Healthy Aging: The age-old magic of baking soda


Earlier this week, my husband and I were traveling home from a cross-country visit to our 20-something granddaughter and the young man with whom she’s in a relationship.
It had been a truly pleasant experience, but it was a long flight home, with a lot of delays. We sat awaiting our third takeoff of the day when my husband turned to me and asked, “So, what are you writing about this week?”
He was referring to the column I have written every week for more than a decade — the column that was due to my editor in a few hours — the one I had totally forgotten about writing.

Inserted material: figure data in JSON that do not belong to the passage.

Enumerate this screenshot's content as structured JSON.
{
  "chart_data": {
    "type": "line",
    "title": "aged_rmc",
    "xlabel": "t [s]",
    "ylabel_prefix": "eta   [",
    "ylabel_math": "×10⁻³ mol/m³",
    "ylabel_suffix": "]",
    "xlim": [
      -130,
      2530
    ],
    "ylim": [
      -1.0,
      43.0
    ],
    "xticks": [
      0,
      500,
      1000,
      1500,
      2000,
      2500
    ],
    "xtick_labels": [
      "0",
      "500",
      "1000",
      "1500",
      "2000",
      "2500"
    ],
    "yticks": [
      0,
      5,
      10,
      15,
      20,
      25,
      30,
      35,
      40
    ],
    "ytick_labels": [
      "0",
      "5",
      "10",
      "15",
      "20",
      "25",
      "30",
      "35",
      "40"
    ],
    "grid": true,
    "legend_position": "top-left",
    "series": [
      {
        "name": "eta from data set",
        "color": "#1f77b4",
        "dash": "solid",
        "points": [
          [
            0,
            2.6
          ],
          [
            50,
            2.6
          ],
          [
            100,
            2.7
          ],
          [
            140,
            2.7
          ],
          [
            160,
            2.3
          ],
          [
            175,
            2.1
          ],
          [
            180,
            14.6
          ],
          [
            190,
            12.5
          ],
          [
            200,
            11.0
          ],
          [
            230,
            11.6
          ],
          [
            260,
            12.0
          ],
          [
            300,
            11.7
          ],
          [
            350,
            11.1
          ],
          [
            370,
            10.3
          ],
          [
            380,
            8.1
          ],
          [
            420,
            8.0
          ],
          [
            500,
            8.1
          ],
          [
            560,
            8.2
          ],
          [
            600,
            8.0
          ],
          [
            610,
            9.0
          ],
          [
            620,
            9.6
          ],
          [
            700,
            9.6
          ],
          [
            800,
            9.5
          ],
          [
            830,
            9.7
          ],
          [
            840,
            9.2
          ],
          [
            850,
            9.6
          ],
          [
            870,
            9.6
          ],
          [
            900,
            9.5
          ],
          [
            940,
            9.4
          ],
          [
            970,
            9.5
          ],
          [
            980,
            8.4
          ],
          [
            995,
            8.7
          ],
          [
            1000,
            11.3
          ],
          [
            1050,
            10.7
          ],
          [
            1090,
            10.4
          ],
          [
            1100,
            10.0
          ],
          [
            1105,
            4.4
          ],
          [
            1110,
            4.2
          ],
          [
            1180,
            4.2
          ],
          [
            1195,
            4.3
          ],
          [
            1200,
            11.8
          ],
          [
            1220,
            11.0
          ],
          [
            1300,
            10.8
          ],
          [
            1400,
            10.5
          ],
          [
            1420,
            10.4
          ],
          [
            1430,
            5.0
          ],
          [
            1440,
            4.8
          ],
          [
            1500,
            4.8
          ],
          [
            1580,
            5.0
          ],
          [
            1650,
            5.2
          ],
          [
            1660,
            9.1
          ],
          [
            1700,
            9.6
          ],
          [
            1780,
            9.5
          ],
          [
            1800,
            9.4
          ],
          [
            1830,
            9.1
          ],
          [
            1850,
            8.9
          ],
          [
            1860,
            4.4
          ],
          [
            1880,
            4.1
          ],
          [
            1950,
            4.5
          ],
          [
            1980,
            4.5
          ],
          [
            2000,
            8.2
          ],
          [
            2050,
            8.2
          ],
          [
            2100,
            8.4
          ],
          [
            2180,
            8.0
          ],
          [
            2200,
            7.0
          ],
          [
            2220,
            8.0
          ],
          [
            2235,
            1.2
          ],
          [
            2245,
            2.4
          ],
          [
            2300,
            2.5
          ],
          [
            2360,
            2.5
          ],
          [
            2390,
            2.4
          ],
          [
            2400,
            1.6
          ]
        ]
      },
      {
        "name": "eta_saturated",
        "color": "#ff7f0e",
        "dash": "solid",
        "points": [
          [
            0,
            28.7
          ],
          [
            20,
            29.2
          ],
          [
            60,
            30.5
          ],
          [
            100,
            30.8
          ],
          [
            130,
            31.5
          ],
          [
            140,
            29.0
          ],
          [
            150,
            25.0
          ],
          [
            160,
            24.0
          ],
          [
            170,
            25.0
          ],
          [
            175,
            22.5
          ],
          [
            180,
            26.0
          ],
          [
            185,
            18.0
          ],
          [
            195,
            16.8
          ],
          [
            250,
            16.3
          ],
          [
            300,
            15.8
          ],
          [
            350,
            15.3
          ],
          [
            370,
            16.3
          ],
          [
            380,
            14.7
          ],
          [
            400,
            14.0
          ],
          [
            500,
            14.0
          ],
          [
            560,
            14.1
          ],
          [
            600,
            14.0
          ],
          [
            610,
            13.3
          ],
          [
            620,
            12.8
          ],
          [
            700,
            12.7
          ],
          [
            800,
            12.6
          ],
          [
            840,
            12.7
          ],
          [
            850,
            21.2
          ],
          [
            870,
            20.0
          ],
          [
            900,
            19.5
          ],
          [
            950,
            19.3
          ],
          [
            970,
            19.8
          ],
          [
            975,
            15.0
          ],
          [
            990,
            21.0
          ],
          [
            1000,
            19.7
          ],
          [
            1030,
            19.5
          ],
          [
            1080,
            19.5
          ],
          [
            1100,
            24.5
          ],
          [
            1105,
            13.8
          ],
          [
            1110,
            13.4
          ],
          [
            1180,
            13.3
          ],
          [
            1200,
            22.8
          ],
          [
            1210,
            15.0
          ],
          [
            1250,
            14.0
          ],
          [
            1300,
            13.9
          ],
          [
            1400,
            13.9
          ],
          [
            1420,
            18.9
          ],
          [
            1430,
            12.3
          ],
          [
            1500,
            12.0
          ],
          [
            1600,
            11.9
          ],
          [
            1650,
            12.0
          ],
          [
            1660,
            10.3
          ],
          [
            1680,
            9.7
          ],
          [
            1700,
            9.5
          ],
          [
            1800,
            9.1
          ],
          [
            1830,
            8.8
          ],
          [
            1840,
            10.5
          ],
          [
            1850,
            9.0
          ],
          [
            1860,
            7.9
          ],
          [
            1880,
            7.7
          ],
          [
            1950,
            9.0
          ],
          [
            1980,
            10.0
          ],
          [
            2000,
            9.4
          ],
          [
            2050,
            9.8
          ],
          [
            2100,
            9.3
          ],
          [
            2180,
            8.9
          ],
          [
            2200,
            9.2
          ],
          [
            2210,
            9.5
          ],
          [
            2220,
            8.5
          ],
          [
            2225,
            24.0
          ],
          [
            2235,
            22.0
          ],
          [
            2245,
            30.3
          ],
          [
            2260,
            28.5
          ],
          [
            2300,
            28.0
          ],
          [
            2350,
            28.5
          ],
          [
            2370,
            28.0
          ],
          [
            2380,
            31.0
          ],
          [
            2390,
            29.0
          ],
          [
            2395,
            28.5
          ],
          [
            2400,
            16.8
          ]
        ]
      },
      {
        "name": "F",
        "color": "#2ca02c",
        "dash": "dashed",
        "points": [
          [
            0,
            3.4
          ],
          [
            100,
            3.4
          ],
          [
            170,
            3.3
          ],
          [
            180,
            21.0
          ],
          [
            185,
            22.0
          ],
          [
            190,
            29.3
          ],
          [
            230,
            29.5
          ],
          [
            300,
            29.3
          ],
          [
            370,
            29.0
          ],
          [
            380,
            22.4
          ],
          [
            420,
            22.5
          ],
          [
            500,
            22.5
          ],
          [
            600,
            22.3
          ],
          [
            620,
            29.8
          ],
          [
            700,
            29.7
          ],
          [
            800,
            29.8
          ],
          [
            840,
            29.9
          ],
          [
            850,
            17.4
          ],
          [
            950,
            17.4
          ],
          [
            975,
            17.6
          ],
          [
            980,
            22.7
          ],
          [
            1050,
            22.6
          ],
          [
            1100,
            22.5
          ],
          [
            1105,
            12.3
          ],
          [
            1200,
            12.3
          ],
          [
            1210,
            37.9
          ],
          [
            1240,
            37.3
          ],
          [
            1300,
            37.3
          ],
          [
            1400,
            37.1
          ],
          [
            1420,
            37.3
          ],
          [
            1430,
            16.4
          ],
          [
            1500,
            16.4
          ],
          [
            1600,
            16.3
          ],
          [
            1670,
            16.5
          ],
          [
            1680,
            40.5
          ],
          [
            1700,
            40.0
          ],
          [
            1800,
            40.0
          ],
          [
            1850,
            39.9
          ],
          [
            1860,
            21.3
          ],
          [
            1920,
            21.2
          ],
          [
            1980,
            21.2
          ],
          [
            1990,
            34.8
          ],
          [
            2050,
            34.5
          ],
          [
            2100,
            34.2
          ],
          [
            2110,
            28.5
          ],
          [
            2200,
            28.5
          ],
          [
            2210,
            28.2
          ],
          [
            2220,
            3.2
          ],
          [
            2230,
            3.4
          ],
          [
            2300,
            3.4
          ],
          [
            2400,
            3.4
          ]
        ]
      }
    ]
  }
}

Trying to be nonchalant, I responded by saying I was writing about “baking soda and the science of happiness.” I’m not sure why I said that, it was probably tied to the book I’d been reading on the plane, “Britt-Marie Was Here: A Novel” by Fredrick Backman. If you have the opportunity to read that book, grab it. It’s a quirky and incredibly engaging narrative about a 60-something woman who hates messes; it contains multiple references to baking soda and its many benefits.
I grew up with baking soda. My siblings and I brushed our teeth with it and there was always a wide-open box in the refrigerator to absorb odors. If anyone in the family felt achy, my mother would fill the tub with steamy-hot water, dump in a box of the velvety white substance and order us to soak.
Somewhat ironically, but maybe not, the magazine I was reading during our recent airplane trek, “Real Simple: Life Made Easier,” also profiled baking soda in a one-page summary that suggested it was “not just for cookies or freshening the fridge” and strongly positioned it as having unexpected applications well beyond that of food enhancer and cleaning agent.
I had not anticipated baking soda as the magic that gave baked goods such as pretzels their golden color and fried chicken wings a crackly crispness. I didn’t realize it wasn’t tomato juice that neutralized the skunk odor on your dog after a wandering encounter, it was, yup, baking soda. The recipe follows: One quart of 3 percent hydrogen peroxide, half a cup of baking soda and two tablespoons of Dawn dish soap. May you never need to use it.
I already knew that adding a bit more baking soda to my long-held recipe for chocolate chip cookies made them measurably better. And I was aware that sprinkling baking soda on tomato plants made the soil less acidic and the tomatoes sweeter. I also realized I didn’t do that this year, which might explain the small, rather tasteless tomatoes we harvested.
As I think about this topic, I’m amazed I have not written about it long ago. It seems to have no limits. Baking soda will freshen your breath, exfoliate your skin, unclog a drain and deter ants.
There’s apparently some application of baking soda and salt water in earthquake recovery, but that needs more research, so I will save that for another week.